La Guardia Civil detiene a una mujer en Jaén por una estafa bancaria de más de 11.000 euros mediante 'smishing'

La Guardia Civil detiene a una mujer en Jaén por una estafa bancaria de más de 11.000 euros mediante 'smishing'

Recurso: El Día

La Guardia Civil ha detenido a una mujer de 26 años en Jaén por una estafa bancaria de más de 11.000 euros mediante la técnica de smishing, logrando recuperar la totalidad del dinero sustraído.

La ciberdelincuencia en España ha alcanzado un nivel de sofisticación que obliga a las autoridades a redoblar sus esfuerzos en la trazabilidad de los flujos financieros digitales. Tal y como ha informado la Guardia Civil, el trabajo de los especialistas del «Equipo @» de Santa Cruz de Tenerife ha permitido identificar a una mujer de 26 años, residente en Jaén, como presunta responsable de una estafa bancaria que alcanzó los 11.278,91 euros.

El caso ilustra la eficacia del smishing —técnica de suplantación de identidad mediante mensajes de texto—, un vector de ataque que explota la ingeniería social para inducir a la víctima a un estado de urgencia. En esta ocasión, la operativa consistió en el envío de una alerta falsa sobre movimientos irregulares en una cuenta, instando al usuario a contactar con un número de teléfono controlado por la sospechosa. Bajo la apariencia de un agente del departamento de seguridad de una entidad financiera, la investigada logró obtener credenciales de acceso y claves de un solo uso (OTP), herramientas necesarias para autorizar transferencias no consentidas.

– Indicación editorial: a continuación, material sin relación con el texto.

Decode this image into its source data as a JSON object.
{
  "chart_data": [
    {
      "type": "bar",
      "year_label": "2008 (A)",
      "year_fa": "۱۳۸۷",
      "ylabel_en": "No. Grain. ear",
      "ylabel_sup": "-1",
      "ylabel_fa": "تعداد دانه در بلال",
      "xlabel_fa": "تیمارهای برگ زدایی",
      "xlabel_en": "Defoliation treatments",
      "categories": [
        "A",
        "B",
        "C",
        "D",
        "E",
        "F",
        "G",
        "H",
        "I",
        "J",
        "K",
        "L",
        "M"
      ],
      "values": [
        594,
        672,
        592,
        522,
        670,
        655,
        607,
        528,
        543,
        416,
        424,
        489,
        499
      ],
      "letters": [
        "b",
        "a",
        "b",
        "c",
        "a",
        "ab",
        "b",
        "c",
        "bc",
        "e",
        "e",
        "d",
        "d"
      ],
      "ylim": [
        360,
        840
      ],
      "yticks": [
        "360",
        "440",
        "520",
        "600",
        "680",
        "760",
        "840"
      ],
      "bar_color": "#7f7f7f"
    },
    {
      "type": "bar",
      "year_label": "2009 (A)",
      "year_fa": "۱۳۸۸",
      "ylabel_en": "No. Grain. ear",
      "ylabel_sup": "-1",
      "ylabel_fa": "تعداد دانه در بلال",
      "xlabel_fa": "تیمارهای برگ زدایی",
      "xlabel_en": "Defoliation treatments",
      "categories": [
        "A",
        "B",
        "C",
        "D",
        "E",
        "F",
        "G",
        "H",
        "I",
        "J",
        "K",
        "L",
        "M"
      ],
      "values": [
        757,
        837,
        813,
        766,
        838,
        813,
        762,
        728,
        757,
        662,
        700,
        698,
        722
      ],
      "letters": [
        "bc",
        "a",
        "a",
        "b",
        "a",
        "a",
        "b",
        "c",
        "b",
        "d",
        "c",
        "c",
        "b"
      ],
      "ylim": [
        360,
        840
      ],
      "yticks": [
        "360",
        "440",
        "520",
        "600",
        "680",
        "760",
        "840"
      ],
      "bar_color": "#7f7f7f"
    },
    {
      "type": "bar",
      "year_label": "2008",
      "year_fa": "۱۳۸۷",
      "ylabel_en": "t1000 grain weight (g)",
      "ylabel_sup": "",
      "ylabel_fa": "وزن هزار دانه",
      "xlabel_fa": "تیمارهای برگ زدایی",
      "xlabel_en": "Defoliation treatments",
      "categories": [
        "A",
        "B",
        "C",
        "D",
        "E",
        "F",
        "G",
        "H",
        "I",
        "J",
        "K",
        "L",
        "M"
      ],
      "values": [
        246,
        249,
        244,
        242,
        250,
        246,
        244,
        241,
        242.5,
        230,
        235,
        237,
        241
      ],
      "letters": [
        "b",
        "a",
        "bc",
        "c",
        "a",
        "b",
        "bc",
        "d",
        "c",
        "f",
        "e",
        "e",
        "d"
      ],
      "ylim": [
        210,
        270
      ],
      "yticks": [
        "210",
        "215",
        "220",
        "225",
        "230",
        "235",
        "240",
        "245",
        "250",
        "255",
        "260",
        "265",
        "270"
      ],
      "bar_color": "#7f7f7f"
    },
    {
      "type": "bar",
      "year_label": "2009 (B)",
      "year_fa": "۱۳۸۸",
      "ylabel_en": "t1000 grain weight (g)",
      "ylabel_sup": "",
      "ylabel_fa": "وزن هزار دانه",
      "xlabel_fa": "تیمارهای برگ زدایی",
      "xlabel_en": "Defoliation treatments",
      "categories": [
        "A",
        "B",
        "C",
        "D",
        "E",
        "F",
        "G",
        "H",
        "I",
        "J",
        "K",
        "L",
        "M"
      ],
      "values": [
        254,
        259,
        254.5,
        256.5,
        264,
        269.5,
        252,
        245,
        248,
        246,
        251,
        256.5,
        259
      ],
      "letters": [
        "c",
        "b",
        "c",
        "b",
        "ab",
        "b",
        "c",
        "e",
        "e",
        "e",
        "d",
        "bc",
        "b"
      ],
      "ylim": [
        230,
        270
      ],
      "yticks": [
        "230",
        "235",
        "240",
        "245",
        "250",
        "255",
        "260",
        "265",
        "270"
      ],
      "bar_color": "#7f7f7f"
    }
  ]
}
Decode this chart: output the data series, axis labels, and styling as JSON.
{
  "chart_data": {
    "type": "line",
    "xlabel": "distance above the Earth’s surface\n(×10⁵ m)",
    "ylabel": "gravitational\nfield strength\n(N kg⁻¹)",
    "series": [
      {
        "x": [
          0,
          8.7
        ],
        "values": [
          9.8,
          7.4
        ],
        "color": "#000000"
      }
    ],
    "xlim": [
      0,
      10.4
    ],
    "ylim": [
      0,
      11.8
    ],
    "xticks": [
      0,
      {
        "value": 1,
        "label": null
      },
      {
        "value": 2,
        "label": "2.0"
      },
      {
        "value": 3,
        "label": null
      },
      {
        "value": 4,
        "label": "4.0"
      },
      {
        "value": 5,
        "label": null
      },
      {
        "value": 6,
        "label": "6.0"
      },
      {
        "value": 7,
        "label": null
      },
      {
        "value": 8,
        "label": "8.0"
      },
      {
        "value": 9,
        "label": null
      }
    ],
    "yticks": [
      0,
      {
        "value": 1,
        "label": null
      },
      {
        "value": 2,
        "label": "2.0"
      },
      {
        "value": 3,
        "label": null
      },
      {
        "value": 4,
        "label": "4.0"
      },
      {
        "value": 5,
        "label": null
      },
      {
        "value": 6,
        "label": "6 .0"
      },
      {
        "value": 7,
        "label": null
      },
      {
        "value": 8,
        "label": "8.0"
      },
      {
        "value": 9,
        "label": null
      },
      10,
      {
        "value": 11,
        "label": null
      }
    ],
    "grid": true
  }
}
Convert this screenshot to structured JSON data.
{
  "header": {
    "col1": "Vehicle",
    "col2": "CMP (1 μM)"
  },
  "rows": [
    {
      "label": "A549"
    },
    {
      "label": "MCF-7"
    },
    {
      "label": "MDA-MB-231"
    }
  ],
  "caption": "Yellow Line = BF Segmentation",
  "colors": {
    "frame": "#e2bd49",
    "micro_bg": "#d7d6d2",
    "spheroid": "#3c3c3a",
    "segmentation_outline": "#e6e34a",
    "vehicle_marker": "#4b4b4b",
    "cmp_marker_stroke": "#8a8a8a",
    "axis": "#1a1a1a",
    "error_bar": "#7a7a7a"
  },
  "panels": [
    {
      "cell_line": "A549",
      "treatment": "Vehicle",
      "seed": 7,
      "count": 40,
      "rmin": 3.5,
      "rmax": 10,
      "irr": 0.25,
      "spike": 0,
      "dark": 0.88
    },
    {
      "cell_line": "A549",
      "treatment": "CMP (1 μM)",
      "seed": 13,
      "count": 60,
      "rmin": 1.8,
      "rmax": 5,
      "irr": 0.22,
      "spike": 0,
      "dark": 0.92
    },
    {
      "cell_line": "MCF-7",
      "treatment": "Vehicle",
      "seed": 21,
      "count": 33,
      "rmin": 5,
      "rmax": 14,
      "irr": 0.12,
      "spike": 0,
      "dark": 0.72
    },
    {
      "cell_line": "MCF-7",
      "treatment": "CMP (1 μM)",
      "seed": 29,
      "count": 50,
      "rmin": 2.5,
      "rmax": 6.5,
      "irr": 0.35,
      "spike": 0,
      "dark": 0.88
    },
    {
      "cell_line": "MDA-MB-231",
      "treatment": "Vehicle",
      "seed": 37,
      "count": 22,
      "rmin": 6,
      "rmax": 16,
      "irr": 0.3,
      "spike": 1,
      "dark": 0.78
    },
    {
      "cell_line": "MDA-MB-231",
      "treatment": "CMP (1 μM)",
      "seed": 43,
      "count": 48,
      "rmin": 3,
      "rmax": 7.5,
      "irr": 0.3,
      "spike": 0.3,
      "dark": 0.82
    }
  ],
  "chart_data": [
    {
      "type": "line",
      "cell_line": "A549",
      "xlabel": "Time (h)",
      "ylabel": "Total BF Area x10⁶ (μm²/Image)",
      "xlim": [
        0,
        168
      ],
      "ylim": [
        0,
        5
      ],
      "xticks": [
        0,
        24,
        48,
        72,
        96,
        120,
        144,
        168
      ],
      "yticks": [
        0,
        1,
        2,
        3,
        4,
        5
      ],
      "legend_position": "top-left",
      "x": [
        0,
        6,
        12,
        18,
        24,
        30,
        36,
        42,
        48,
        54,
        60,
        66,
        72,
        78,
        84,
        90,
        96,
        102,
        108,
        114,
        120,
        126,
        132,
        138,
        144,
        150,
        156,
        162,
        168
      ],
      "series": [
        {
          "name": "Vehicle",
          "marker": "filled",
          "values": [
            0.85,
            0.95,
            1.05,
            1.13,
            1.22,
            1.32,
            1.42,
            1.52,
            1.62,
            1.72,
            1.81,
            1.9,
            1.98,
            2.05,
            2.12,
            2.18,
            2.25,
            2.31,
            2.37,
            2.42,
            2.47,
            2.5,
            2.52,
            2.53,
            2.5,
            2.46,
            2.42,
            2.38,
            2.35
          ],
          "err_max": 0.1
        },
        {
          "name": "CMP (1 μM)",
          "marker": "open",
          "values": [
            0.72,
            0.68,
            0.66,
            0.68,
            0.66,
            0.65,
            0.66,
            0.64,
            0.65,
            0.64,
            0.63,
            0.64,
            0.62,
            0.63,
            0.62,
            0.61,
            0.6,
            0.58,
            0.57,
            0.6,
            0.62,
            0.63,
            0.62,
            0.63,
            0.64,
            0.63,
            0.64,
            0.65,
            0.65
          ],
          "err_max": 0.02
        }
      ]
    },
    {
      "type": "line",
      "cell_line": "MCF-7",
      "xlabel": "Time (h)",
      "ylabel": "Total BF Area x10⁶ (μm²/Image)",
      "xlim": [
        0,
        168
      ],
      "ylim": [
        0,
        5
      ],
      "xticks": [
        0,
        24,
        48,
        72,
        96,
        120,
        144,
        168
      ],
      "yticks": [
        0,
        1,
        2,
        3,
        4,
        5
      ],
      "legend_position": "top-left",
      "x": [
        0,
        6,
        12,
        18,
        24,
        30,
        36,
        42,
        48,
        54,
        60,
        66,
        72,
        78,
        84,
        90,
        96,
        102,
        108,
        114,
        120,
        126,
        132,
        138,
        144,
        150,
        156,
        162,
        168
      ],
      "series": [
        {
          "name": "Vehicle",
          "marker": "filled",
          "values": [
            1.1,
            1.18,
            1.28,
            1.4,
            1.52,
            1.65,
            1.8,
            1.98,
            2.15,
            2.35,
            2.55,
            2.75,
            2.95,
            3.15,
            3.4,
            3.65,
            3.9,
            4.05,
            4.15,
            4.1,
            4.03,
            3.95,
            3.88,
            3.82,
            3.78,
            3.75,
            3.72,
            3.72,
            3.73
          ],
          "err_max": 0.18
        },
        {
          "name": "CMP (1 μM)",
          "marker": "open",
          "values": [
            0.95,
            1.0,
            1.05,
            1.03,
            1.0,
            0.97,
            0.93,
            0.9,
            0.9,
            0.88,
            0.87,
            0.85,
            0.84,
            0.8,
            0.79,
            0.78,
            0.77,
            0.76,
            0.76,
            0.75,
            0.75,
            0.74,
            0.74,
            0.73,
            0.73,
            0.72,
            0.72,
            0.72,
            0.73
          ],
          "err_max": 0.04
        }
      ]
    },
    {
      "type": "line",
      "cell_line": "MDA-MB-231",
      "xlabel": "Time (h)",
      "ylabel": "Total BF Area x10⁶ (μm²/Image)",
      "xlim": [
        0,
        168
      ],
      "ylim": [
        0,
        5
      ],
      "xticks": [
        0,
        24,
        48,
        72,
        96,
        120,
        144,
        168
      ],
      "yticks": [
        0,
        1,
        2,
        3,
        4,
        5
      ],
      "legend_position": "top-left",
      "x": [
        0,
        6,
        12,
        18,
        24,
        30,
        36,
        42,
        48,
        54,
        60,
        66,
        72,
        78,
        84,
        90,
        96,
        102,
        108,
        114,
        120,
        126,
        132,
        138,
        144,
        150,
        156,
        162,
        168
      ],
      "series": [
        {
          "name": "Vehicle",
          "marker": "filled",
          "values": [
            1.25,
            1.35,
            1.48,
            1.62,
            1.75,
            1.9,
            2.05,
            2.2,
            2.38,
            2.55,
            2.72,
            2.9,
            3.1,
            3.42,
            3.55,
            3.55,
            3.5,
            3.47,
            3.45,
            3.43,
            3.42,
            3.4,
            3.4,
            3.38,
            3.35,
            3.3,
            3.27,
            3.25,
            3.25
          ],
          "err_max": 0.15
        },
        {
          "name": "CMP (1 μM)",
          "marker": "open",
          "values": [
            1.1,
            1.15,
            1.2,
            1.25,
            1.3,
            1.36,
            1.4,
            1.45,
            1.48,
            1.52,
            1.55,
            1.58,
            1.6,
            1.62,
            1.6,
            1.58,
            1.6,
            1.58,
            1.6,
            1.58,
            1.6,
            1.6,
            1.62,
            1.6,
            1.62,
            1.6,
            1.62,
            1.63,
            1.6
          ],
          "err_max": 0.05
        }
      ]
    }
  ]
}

Más allá de la resolución del caso, este episodio subraya la importancia de la capacidad de reacción de las fuerzas de seguridad. La intervención de los agentes permitió el bloqueo preventivo de la totalidad del capital sustraído, evitando que el perjuicio económico se consolidara. Este tipo de delitos, tipificados bajo el Código Penal como estafas informáticas, representan uno de los mayores retos para la ciberseguridad nacional, dado que los atacantes suelen operar de forma deslocalizada, complicando la labor de investigación.

La Guardia Civil ha aprovechado este suceso para recordar a los usuarios que ninguna entidad bancaria legítima solicita códigos de verificación o contraseñas personales a través de canales telefónicos o mensajes SMS. Asimismo, el cuerpo ha puesto en valor la digitalización de sus servicios, recordando que la ciudadanía dispone de herramientas telemáticas para interponer denuncias por fraudes electrónicos, hurtos o daños sin necesidad de desplazarse a dependencias físicas, facilitando así una respuesta más ágil ante la proliferación de este tipo de ilícitos en el entorno digital.